Niedrige Einstiegskosten
Im Gegensatz zu installierter Software wird SaaS als Abonnement-Modell ausgeliefert, so dass die Kosten einerseits von Grund auf bereits niedrig und transparent angesetzt sind und andererseits nur so lange anfallen, wie Leistungen bezogen werden. Es gibt keine teuren Vorauszahlungen oder jährliche Lizenzgebühren.
Geringe Fixkosten
Kosten für teure Infrastrukturen entfallen. Alle anfänglichen Investitionen für Server-Hardware, Lizenzen, Datenbanken, Software- und Hardwarewartung und -aufrüstung, laufende Unkosten für Anstellung und Training des IT Personals liegen beim Anbieter der Anwendungen. Kunden und Mitarbeiter greifen auf die Software im Internet mit jedem beliebigen Browser zu.

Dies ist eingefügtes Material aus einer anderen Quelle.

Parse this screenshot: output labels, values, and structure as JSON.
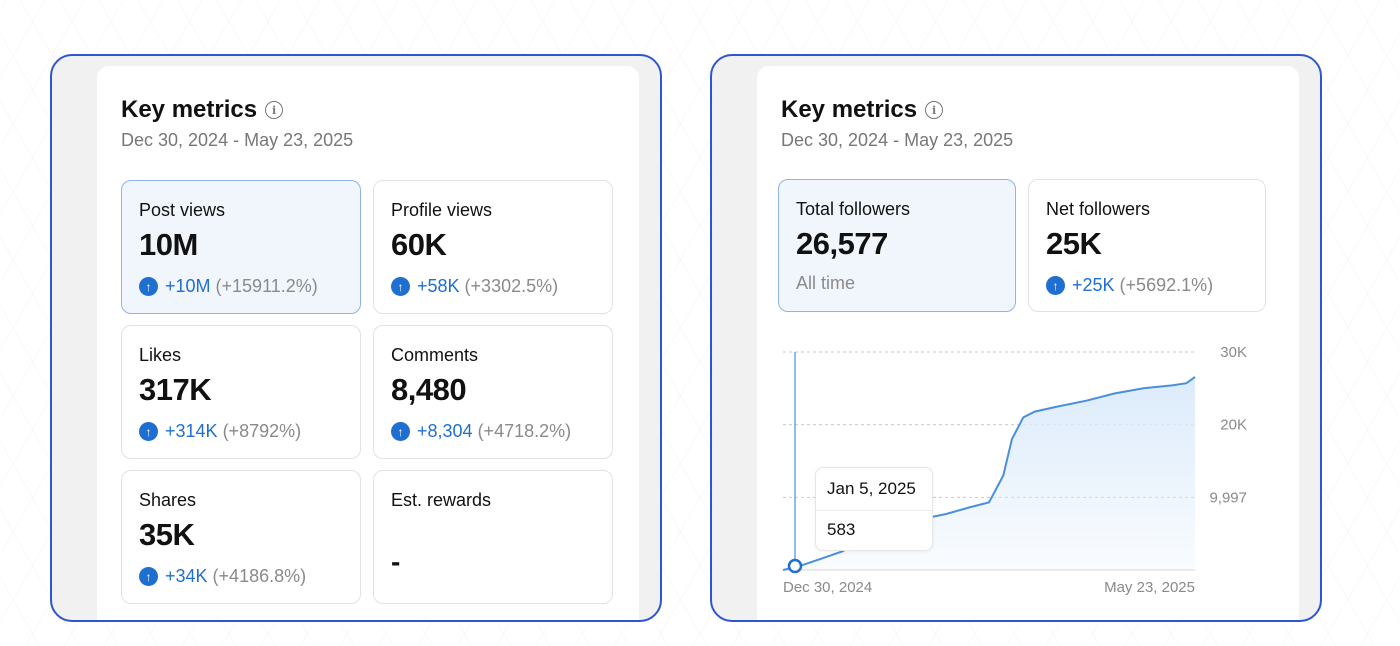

Kosteneffektive Architektur
Reine Miet-Software wird auf einer Multi-Tenant Architektur implementiert, d. h., dass mehrere Kunden die gleiche Software jedoch mit virtuell getrennten Daten, benutzen. Kosten bzgl. der gesamten Software, Infrastruktur und Expertise teilen sich dadurch enorm viele Kunden, was wiederum die Geschwindigkeit der Implementierung und die Rentabilität gegenüber einem normalen ASP-Modell drastisch verbessert.
Sehr große Skalierbarkeit
Die Plattform gibt dem Nutzer auf Wunsch die Freiheit, sich den Veränderungen im Gebrauch der Software anzupassen. Ein kleines Unternehmen kann die Anwendung lediglich für wenige Mitarbeiter mieten. Wenn es wächst, können Funktionen und Erweiterungen dazu genommen werden, um den Ansprüchen gerecht zu werden. Ein großes Unternehmen kann den gleichen Software-Service nutzen, um einen gesamten Geschäftszweig mit z. B. 5000 Personen zu bevollmächtigen. Software, als Service ausgeliefert, stellt diese Skalierbarkeit bereit, ohne, dass der Kunde dies vorher planen muss.
Bessere Zugänglichkeit und Produktivität
Auf webbasierte Anwendungen kann ganz einfach von überall aus zugegriffen werden. Das Fachwissen einzelner Personen wird für Kollegen zugänglich, was die gemeinschaftliche Leistungsfähigkeit erhöht. Geographisch getrennte Teams funktionieren besser mit erhöhter Informationsdichte.
Einfach zu implementieren
Die Lieferung von SaaS-Lösungen über das Internet hat Installationen und Setup auf Kundenseite überflüssig gemacht. Nutzer können sehr schnell mit der eigentlichen Arbeit fortfahren.
Verbesserte Sicherheit
Das Geschäft von Software as a Service-Lieferanten ist, zu 100 % zuverlässige Dienstleistungen zu erbringen. Ausgebildete Fachkräfte, redundante Netzwerke, Notfallstrom, Aktualisierung/Übernahme/Anwendung neuester Sicherheitskenntnisse und Erkennung von Angriffen sind obligatorische Bestandteile der Infrastruktur und Voraussetzungen, um einen entsprechenden Enterprise Service anzubieten.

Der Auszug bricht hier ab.